# What is the largest assassin bug in the world?



## Tleilaxu (Jun 26, 2011)

As the title states what is thew largest assassin bug in the world. I did a quick google search and the closest results I got were the wheelbugs and the white spotted assassin.


----------



## Elytra and Antenna (Dec 24, 2014)

According to McGavin's magnum opus on true bugs the largest asassin bug is 40mm. That encompasses the big African white spots and giant Baja Dipetalogaster, though Platymeris sp. "Mombo" does reach ever so slightly larger at 41mm. However, it would appear the massive Horrid King Assassin Bug not only has the big spines and incredible color but also, grows to 48mm.


----------



## 14pokies (Dec 26, 2014)

I want a wheel bug sooo bad! I'm off topic sorry!lol!


----------



## Elytra and Antenna (Dec 26, 2014)

14pokies said:


> I want a wheel bug sooo bad! I'm off topic sorry!lol!

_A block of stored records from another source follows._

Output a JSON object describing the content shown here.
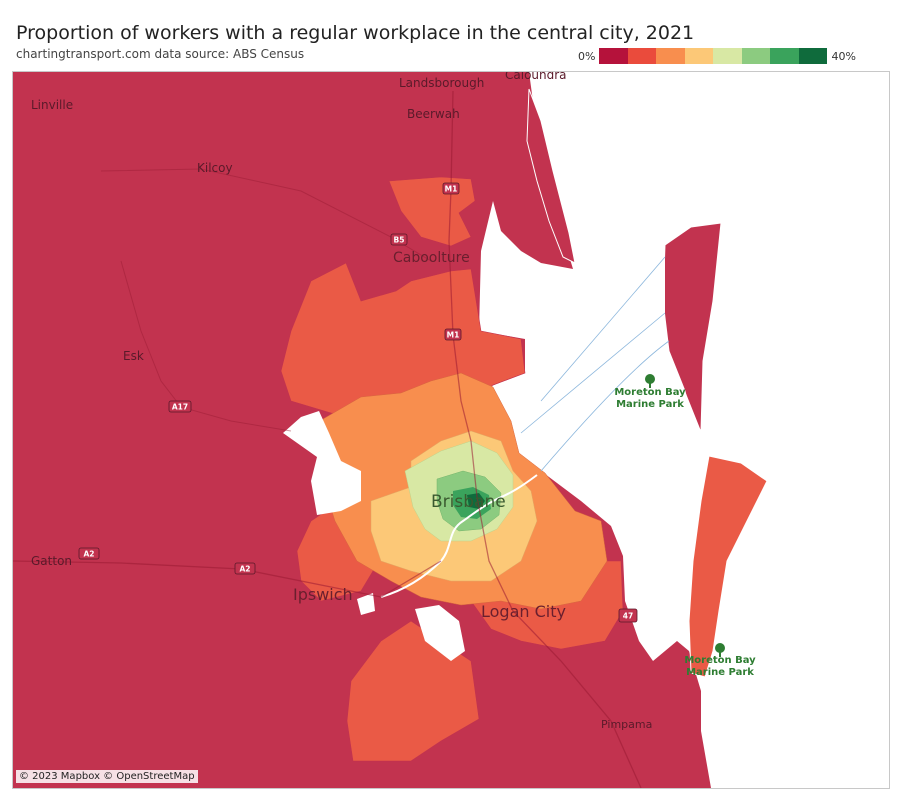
{
  "title": "Proportion of workers with a regular workplace in the central city, 2021",
  "subtitle": "chartingtransport.com  data source: ABS Census",
  "legend": {
    "min_label": "0%",
    "max_label": "40%",
    "colors": [
      "#b5123b",
      "#ea4b3c",
      "#f88e4e",
      "#fcc877",
      "#d8e8a4",
      "#8ccb80",
      "#3aa35c",
      "#0f6b3c"
    ]
  },
  "map": {
    "places": {
      "linville": "Linville",
      "landsborough": "Landsborough",
      "caloundra": "Caloundra",
      "beerwah": "Beerwah",
      "kilcoy": "Kilcoy",
      "caboolture": "Caboolture",
      "esk": "Esk",
      "brisbane": "Brisbane",
      "gatton": "Gatton",
      "ipswich": "Ipswich",
      "logan_city": "Logan City",
      "pimpama": "Pimpama"
    },
    "parks": {
      "north_1": "Moreton Bay",
      "north_2": "Marine Park",
      "south_1": "Moreton Bay",
      "south_2": "Marine Park"
    },
    "roads": {
      "m1_north": "M1",
      "b5": "B5",
      "m1_mid": "M1",
      "a17": "A17",
      "a2_west": "A2",
      "a2_mid": "A2",
      "route_47": "47"
    },
    "attribution": "© 2023 Mapbox © OpenStreetMap"
  }
}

This guy spits on your little wheel bug.

Reactions: Like 1


----------



## numbat1000 (Dec 28, 2014)

Wow... that thing is amazing. Where can I get one?


----------



## Smokehound714 (Dec 29, 2014)

Elytra and Antenna said:


> This guy spits on your little wheel bug.
> 
> 
> 
> ...


the horrid king demands you bring him a fortnight's worth of victims at once!

  MAN.  48mm, that's the size of an adult Stenopelmatus!!  Oh god, the bite must hurt like crazy!!


----------



## pannaking22 (Dec 29, 2014)

Man, that sucker's massive! Wouldn't mind keeping a couple of those. I can't imagine what the bite would feel like...


----------